Hornsby has put together two days of music that reflects his ability to draw major stars – Alison Krauss – and his own eclectic interests. Deva Mahal is a soul and R&B singer, and the daughter of bluesman Taj Mahal. Amos Lee combines soul and folk. The Wood Brothers are folk standouts who can dish out jazzy blues with no trouble. And longtime Hornsby sideman and Virginia Beach native Gibb Droll will front his own band for a set.
Hornsby also will take the stage, opening the event Friday with his band, the Noisemakers, and closing it Saturday night backed by the Virginia Symphony Orchestra.
Even though Hornsby started taking piano lessons at age 7, he spent most of his formative years playing guitar and being more of a jock than a musician.
Initially influenced by the likes of Elton John and Leon Russell via “Tumbleweed Connection” and “The Ballad of Mad Dogs and Englishmen” respectively, Hornsby eventually found inspiration in the work of pianists such as Keith Jarrett, Bill Evans, Dr. John, Professor Longhair, McCoy Tyner, Chick Corea and Bud Powell, along with modern classical music composers Elliott Carter, Arnold Schoenberg, Anton Webern, Olivier Messiaen and Gyorgy Ligeti.
After a year at a liberal arts college, he realized he needed to “… cast my lot with the musos, the musicians.” After a yearlong stint at the Berklee College of Music, he transferred and eventually graduated from the University of Miami.
Hornsby headed west to Los Angeles with his brother and songwriting partner, John. Before returning to his native southeastern Virginia, Hornsby spent time as a session musician that included a stint in 1980s pop singer Sheena Easton’s backup band. It’s a time he looks back at humorously.
“I find it funny and fairly comical. I embrace my sordid lounge-sideman past,” he said. “My son, Keith, just finished his college basketball career as a starter for the LSU Tigers, and whenever he would have a tough game and be despondent about it, I would tell him to watch me on Sheena’s ‘Strut’ and ‘Sugar Walls’ videos. Since I look hilarious in them, it always picked up his spirits to sit there and laugh his ass off at my amazing screen presence.”
Nearly four decades after he started out, the music industry has devolved into something that is practically unrecognizable. He said the overall mission remains the same, as does his view about what’s going on in the creative landscape.

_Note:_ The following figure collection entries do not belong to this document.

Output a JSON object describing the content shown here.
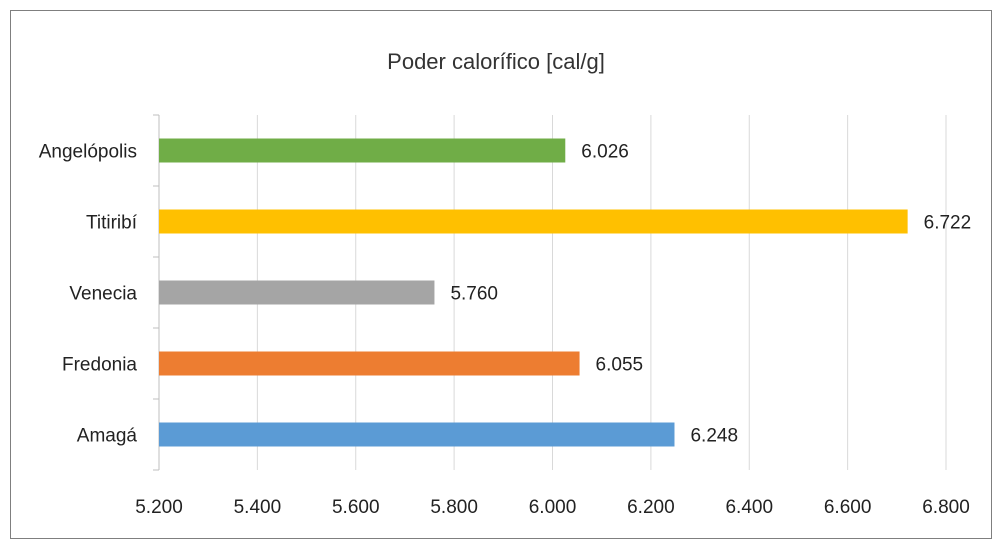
{
  "chart_data": {
    "type": "bar",
    "orientation": "horizontal",
    "title": "Poder calorífico [cal/g]",
    "categories": [
      "Angelópolis",
      "Titiribí",
      "Venecia",
      "Fredonia",
      "Amagá"
    ],
    "values": [
      6026,
      6722,
      5760,
      6055,
      6248
    ],
    "value_labels": [
      "6.026",
      "6.722",
      "5.760",
      "6.055",
      "6.248"
    ],
    "colors": [
      "#70ad47",
      "#ffc000",
      "#a5a5a5",
      "#ed7d31",
      "#5b9bd5"
    ],
    "xlim": [
      5200,
      6800
    ],
    "xticks": [
      5200,
      5400,
      5600,
      5800,
      6000,
      6200,
      6400,
      6600,
      6800
    ],
    "xtick_labels": [
      "5.200",
      "5.400",
      "5.600",
      "5.800",
      "6.000",
      "6.200",
      "6.400",
      "6.600",
      "6.800"
    ],
    "grid": true,
    "legend": "none"
  }
}
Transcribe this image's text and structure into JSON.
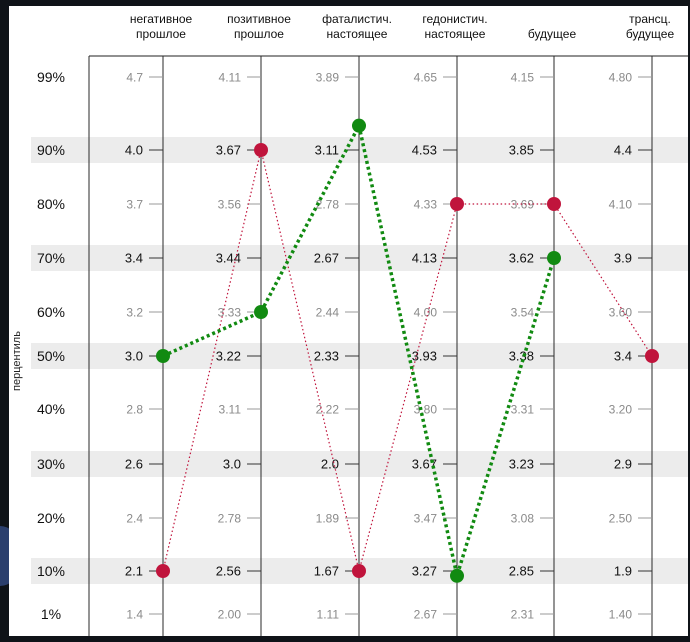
{
  "chart_data": {
    "type": "line",
    "ylabel": "перцентиль",
    "row_labels": [
      "99%",
      "90%",
      "80%",
      "70%",
      "60%",
      "50%",
      "40%",
      "30%",
      "20%",
      "10%",
      "1%"
    ],
    "bold_rows": [
      1,
      3,
      5,
      7,
      9
    ],
    "columns": [
      {
        "title": [
          "негативное",
          "прошлое"
        ],
        "ticks": [
          "4.7",
          "4.0",
          "3.7",
          "3.4",
          "3.2",
          "3.0",
          "2.8",
          "2.6",
          "2.4",
          "2.1",
          "1.4"
        ]
      },
      {
        "title": [
          "позитивное",
          "прошлое"
        ],
        "ticks": [
          "4.11",
          "3.67",
          "3.56",
          "3.44",
          "3.33",
          "3.22",
          "3.11",
          "3.0",
          "2.78",
          "2.56",
          "2.00"
        ]
      },
      {
        "title": [
          "фаталистич.",
          "настоящее"
        ],
        "ticks": [
          "3.89",
          "3.11",
          "2.78",
          "2.67",
          "2.44",
          "2.33",
          "2.22",
          "2.0",
          "1.89",
          "1.67",
          "1.11"
        ]
      },
      {
        "title": [
          "гедонистич.",
          "настоящее"
        ],
        "ticks": [
          "4.65",
          "4.53",
          "4.33",
          "4.13",
          "4.00",
          "3.93",
          "3.80",
          "3.67",
          "3.47",
          "3.27",
          "2.67"
        ]
      },
      {
        "title": [
          "",
          "будущее"
        ],
        "ticks": [
          "4.15",
          "3.85",
          "3.69",
          "3.62",
          "3.54",
          "3.38",
          "3.31",
          "3.23",
          "3.08",
          "2.85",
          "2.31"
        ]
      },
      {
        "title": [
          "трансц.",
          "будущее"
        ],
        "ticks": [
          "4.80",
          "4.4",
          "4.10",
          "3.9",
          "3.60",
          "3.4",
          "3.20",
          "2.9",
          "2.50",
          "1.9",
          "1.40"
        ]
      }
    ],
    "series": [
      {
        "color": "#c0143c",
        "style": "dotted-thin",
        "values": [
          "2.1",
          "3.67",
          "1.67",
          "4.33",
          "3.69",
          "3.4"
        ]
      },
      {
        "color": "#118a11",
        "style": "dotted-thick",
        "values": [
          "3.0",
          "3.33",
          "3.11",
          "3.27",
          "3.62",
          null
        ]
      }
    ],
    "series_points": [
      [
        {
          "col": 0,
          "pct": 10
        },
        {
          "col": 1,
          "pct": 90
        },
        {
          "col": 2,
          "pct": 10
        },
        {
          "col": 3,
          "pct": 80
        },
        {
          "col": 4,
          "pct": 80
        },
        {
          "col": 5,
          "pct": 50
        }
      ],
      [
        {
          "col": 0,
          "pct": 50
        },
        {
          "col": 1,
          "pct": 60
        },
        {
          "col": 2,
          "pct": 93
        },
        {
          "col": 3,
          "pct": 9
        },
        {
          "col": 4,
          "pct": 70
        }
      ]
    ]
  }
}
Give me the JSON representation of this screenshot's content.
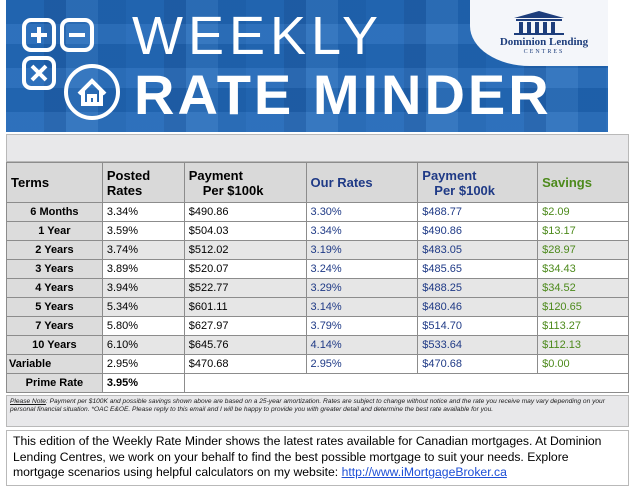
{
  "banner": {
    "title_line1": "WEEKLY",
    "title_line2": "RATE MINDER",
    "logo_name": "Dominion Lending",
    "logo_sub": "CENTRES",
    "icons": [
      "plus-icon",
      "minus-icon",
      "multiply-icon",
      "house-icon"
    ],
    "colors": {
      "banner_blue": "#1b63b3",
      "logo_navy": "#1e3e7c"
    }
  },
  "table": {
    "headers": {
      "terms": "Terms",
      "posted_l1": "Posted",
      "posted_l2": "Rates",
      "payment_a_l1": "Payment",
      "payment_a_l2": "Per $100k",
      "our_rates": "Our Rates",
      "payment_b_l1": "Payment",
      "payment_b_l2": "Per $100k",
      "savings": "Savings"
    },
    "rows": [
      {
        "term": "6 Months",
        "posted": "3.34%",
        "payment_posted": "$490.86",
        "our_rate": "3.30%",
        "payment_our": "$488.77",
        "savings": "$2.09"
      },
      {
        "term": "1 Year",
        "posted": "3.59%",
        "payment_posted": "$504.03",
        "our_rate": "3.34%",
        "payment_our": "$490.86",
        "savings": "$13.17"
      },
      {
        "term": "2 Years",
        "posted": "3.74%",
        "payment_posted": "$512.02",
        "our_rate": "3.19%",
        "payment_our": "$483.05",
        "savings": "$28.97"
      },
      {
        "term": "3 Years",
        "posted": "3.89%",
        "payment_posted": "$520.07",
        "our_rate": "3.24%",
        "payment_our": "$485.65",
        "savings": "$34.43"
      },
      {
        "term": "4 Years",
        "posted": "3.94%",
        "payment_posted": "$522.77",
        "our_rate": "3.29%",
        "payment_our": "$488.25",
        "savings": "$34.52"
      },
      {
        "term": "5 Years",
        "posted": "5.34%",
        "payment_posted": "$601.11",
        "our_rate": "3.14%",
        "payment_our": "$480.46",
        "savings": "$120.65"
      },
      {
        "term": "7 Years",
        "posted": "5.80%",
        "payment_posted": "$627.97",
        "our_rate": "3.79%",
        "payment_our": "$514.70",
        "savings": "$113.27"
      },
      {
        "term": "10 Years",
        "posted": "6.10%",
        "payment_posted": "$645.76",
        "our_rate": "4.14%",
        "payment_our": "$533.64",
        "savings": "$112.13"
      },
      {
        "term": "Variable",
        "posted": "2.95%",
        "payment_posted": "$470.68",
        "our_rate": "2.95%",
        "payment_our": "$470.68",
        "savings": "$0.00"
      }
    ],
    "prime": {
      "label": "Prime Rate",
      "value": "3.95%"
    },
    "colors": {
      "header_bg": "#d9d9d9",
      "our_blue": "#1f3a86",
      "savings_green": "#4d8a1c"
    }
  },
  "note": {
    "label": "Please Note",
    "text": ": Payment per $100K and possible savings shown above are based on a 25-year amortization. Rates are subject to change without notice and the rate you receive may vary depending on your personal financial situation. *OAC E&OE. Please reply to this email and I will be happy to provide you with greater detail and determine the best rate available for you."
  },
  "intro": {
    "text": "This edition of the Weekly Rate Minder shows the latest rates available for Canadian mortgages. At Dominion Lending Centres, we work on your behalf to find the best possible mortgage to suit your needs. Explore mortgage scenarios using helpful calculators on my website: ",
    "link": "http://www.iMortgageBroker.ca"
  }
}
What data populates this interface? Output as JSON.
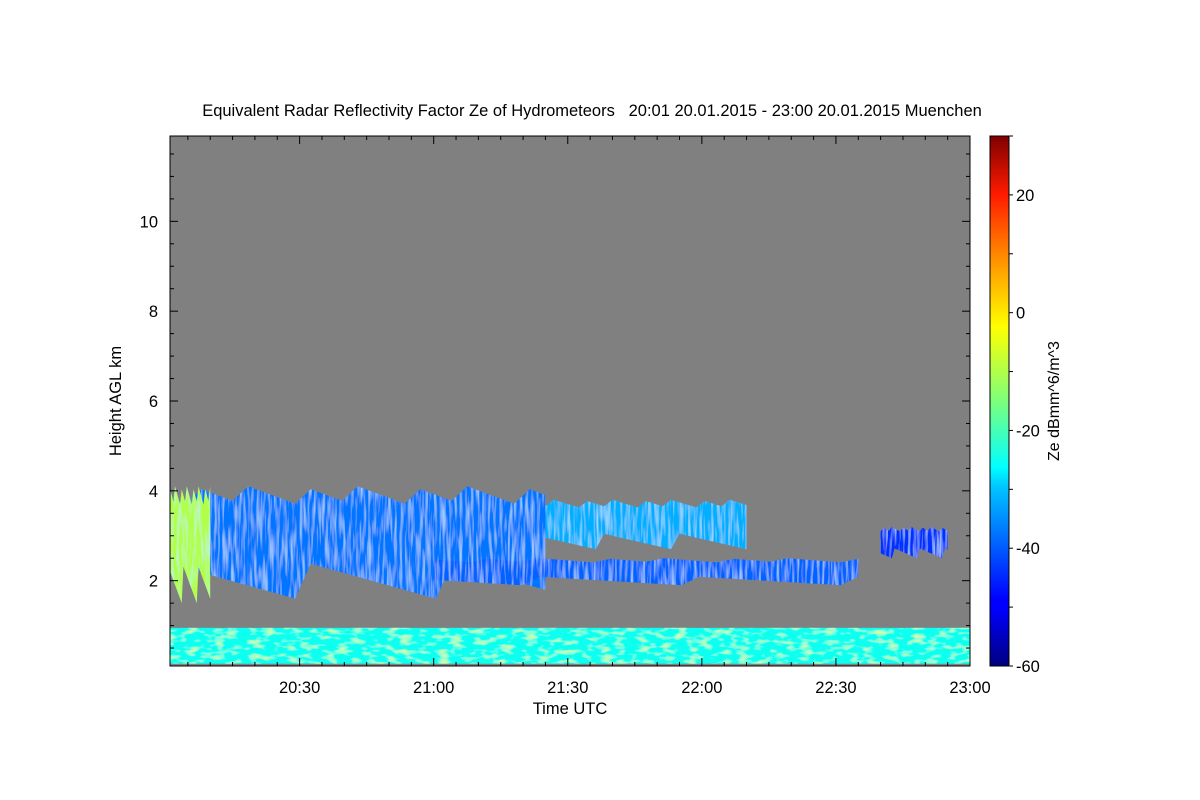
{
  "chart_data": {
    "type": "heatmap",
    "title": "Equivalent Radar Reflectivity Factor Ze of Hydrometeors   20:01 20.01.2015 - 23:00 20.01.2015 Muenchen",
    "xlabel": "Time UTC",
    "ylabel": "Height AGL km",
    "xlim": [
      "20:01",
      "23:00"
    ],
    "x_ticks": [
      "20:30",
      "21:00",
      "21:30",
      "22:00",
      "22:30",
      "23:00"
    ],
    "ylim": [
      0.1,
      11.9
    ],
    "y_ticks": [
      2,
      4,
      6,
      8,
      10
    ],
    "background_color": "#808080",
    "colorbar": {
      "label": "Ze dBmm^6/m^3",
      "range": [
        -60,
        30
      ],
      "ticks": [
        20,
        0,
        -20,
        -40,
        -60
      ],
      "colormap": "jet"
    },
    "echo_regions": [
      {
        "region": "low-level band",
        "t_start": "20:01",
        "t_end": "23:00",
        "h_bottom": 0.15,
        "h_top": 0.95,
        "ze_typical": -25
      },
      {
        "region": "cloud layer A",
        "t_start": "20:01",
        "t_end": "21:25",
        "h_bottom": 1.6,
        "h_top": 4.1,
        "ze_typical": -38
      },
      {
        "region": "intense core",
        "t_start": "20:01",
        "t_end": "20:10",
        "h_bottom": 1.5,
        "h_top": 4.1,
        "ze_typical": -10
      },
      {
        "region": "cloud layer B",
        "t_start": "21:25",
        "t_end": "22:10",
        "h_bottom": 2.7,
        "h_top": 3.8,
        "ze_typical": -32
      },
      {
        "region": "lower layer",
        "t_start": "21:00",
        "t_end": "22:35",
        "h_bottom": 1.9,
        "h_top": 2.5,
        "ze_typical": -40
      },
      {
        "region": "isolated echo",
        "t_start": "22:40",
        "t_end": "22:55",
        "h_bottom": 2.5,
        "h_top": 3.2,
        "ze_typical": -45
      }
    ]
  }
}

“There’s lots of fantastic music being made today, interesting and innovative, and for me most of it resides in the margins, under the mainstream radar screen,” he said. “It’s still about the same thing – finding your own individual, unique voice stylistically, as a writer, instrumentalist and singer, and creating something original that reaches and moves people deeply.”